[85]. “Alien,” on account of the difference of dialect between the speech of Argos and that of Bœotia, though both were Hellenic.

[86]. The vehemence with which Eteocles reproves the wild frenzied wailing of the Chorus may be taken as an element of the higher culture showing itself in Athenian life, which led Solon to restrain such lamentations by special laws (Plutarch, Solon, c. 20). Here, too, we note in Æschylos an echo of the teaching of Epimenides.

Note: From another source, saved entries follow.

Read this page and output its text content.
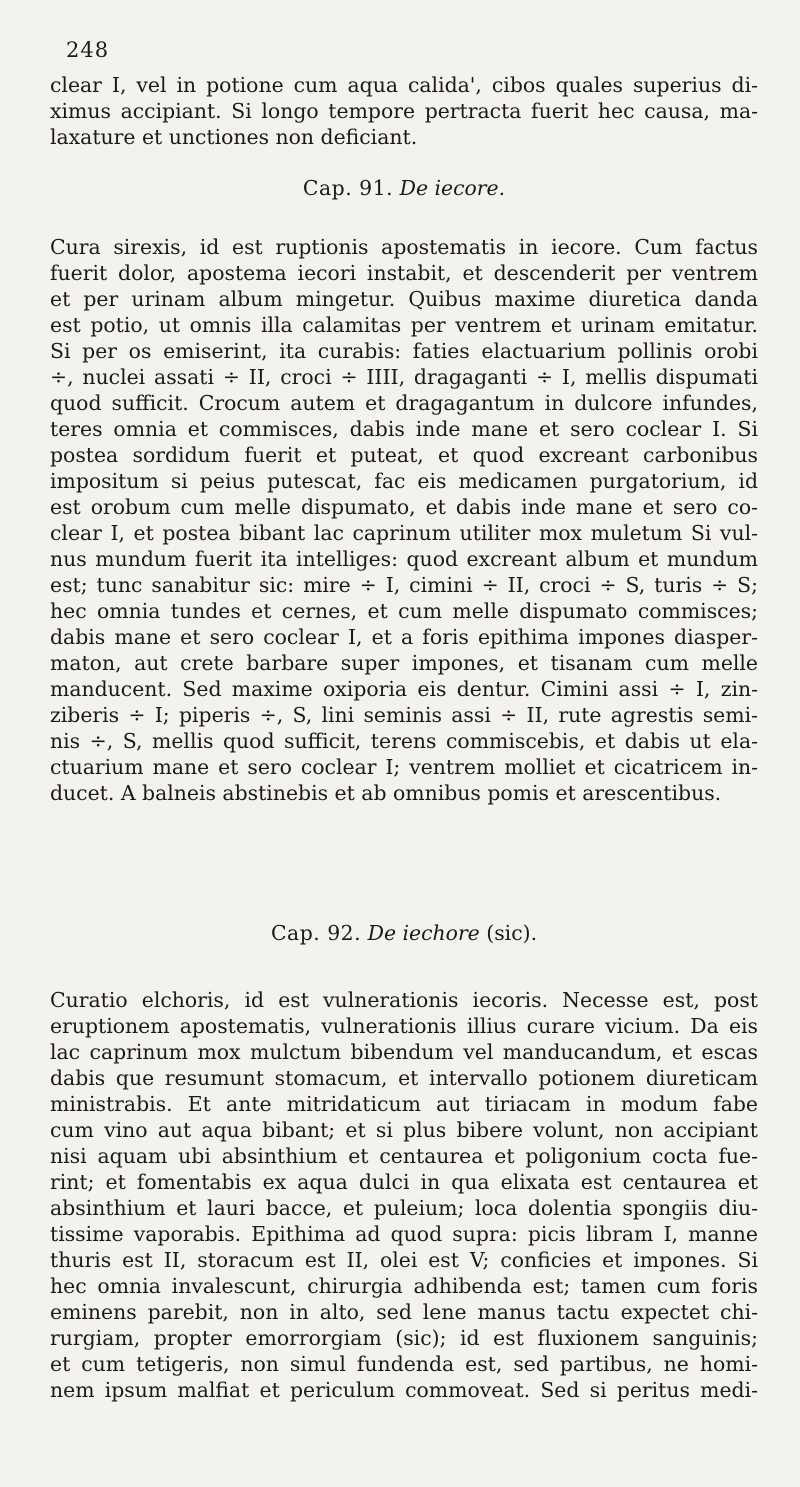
248
clear I, vel in potione cum aqua calida', cibos quales superius di-
ximus accipiant. Si longo tempore pertracta fuerit hec causa, ma-
laxature et unctiones non deficiant.
Cap. 91. De iecore.
Cura sirexis, id est ruptionis apostematis in iecore. Cum factus
fuerit dolor, apostema iecori instabit, et descenderit per ventrem
et per urinam album mingetur. Quibus maxime diuretica danda
est potio, ut omnis illa calamitas per ventrem et urinam emitatur.
Si per os emiserint, ita curabis: faties elactuarium pollinis orobi
÷, nuclei assati ÷ II, croci ÷ IIII, dragaganti ÷ I, mellis dispumati
quod sufficit. Crocum autem et dragagantum in dulcore infundes,
teres omnia et commisces, dabis inde mane et sero coclear I. Si
postea sordidum fuerit et puteat, et quod excreant carbonibus
impositum si peius putescat, fac eis medicamen purgatorium, id
est orobum cum melle dispumato, et dabis inde mane et sero co-
clear I, et postea bibant lac caprinum utiliter mox muletum Si vul-
nus mundum fuerit ita intelliges: quod excreant album et mundum
est; tunc sanabitur sic: mire ÷ I, cimini ÷ II, croci ÷ S, turis ÷ S;
hec omnia tundes et cernes, et cum melle dispumato commisces;
dabis mane et sero coclear I, et a foris epithima impones diasper-
maton, aut crete barbare super impones, et tisanam cum melle
manducent. Sed maxime oxiporia eis dentur. Cimini assi ÷ I, zin-
ziberis ÷ I; piperis ÷, S, lini seminis assi ÷ II, rute agrestis semi-
nis ÷, S, mellis quod sufficit, terens commiscebis, et dabis ut ela-
ctuarium mane et sero coclear I; ventrem molliet et cicatricem in-
ducet. A balneis abstinebis et ab omnibus pomis et arescentibus.
Cap. 92. De iechore (sic).
Curatio elchoris, id est vulnerationis iecoris. Necesse est, post
eruptionem apostematis, vulnerationis illius curare vicium. Da eis
lac caprinum mox mulctum bibendum vel manducandum, et escas
dabis que resumunt stomacum, et intervallo potionem diureticam
ministrabis. Et ante mitridaticum aut tiriacam in modum fabe
cum vino aut aqua bibant; et si plus bibere volunt, non accipiant
nisi aquam ubi absinthium et centaurea et poligonium cocta fue-
rint; et fomentabis ex aqua dulci in qua elixata est centaurea et
absinthium et lauri bacce, et puleium; loca dolentia spongiis diu-
tissime vaporabis. Epithima ad quod supra: picis libram I, manne
thuris est II, storacum est II, olei est V; conficies et impones. Si
hec omnia invalescunt, chirurgia adhibenda est; tamen cum foris
eminens parebit, non in alto, sed lene manus tactu expectet chi-
rurgiam, propter emorrorgiam (sic); id est fluxionem sanguinis;
et cum tetigeris, non simul fundenda est, sed partibus, ne homi-
nem ipsum malfiat et periculum commoveat. Sed si peritus medi-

[87]. As now the sailor of the Mediterranean turns to the image of his patron saint, so of old he ran in his distress to the figure of his God upon the prow of his ship (often, as in Acts xxviii. II, that of the Dioscuri), and called to it for deliverance (comp. Jonah i. 8).

[88]. Eteocles seems to wish for a short, plain prayer for deliverance, instead of the cries and supplications and vain repetitions of the Chorus.

[89]. The thought thus expressed was, that the Gods, yielding to the mightier law of destiny, or in their wrath at the guilt of men, left the city before its capture. The feeling was all but universal. Its two representative instances are found in Virgil, Æn. 351—

“Excessere omnes adytis arisque relictis

Di quibus imperium hoc steterat;”

and the narrative given alike by Tacitus (Hist. v. 13), and Josephus (Bell. Jud. vi. 5, 3), that the cry “Let us depart hence,” was heard at midnight through the courts of the Temple, before the destruction of Jerusalem.

[90]. Sc. Blood must be shed in war. Ares would not be Ares without it. It is better to take it as it comes.

[91]. Sc., the company of Gods, Pallas, Hera and the others whom the Chorus had invoked.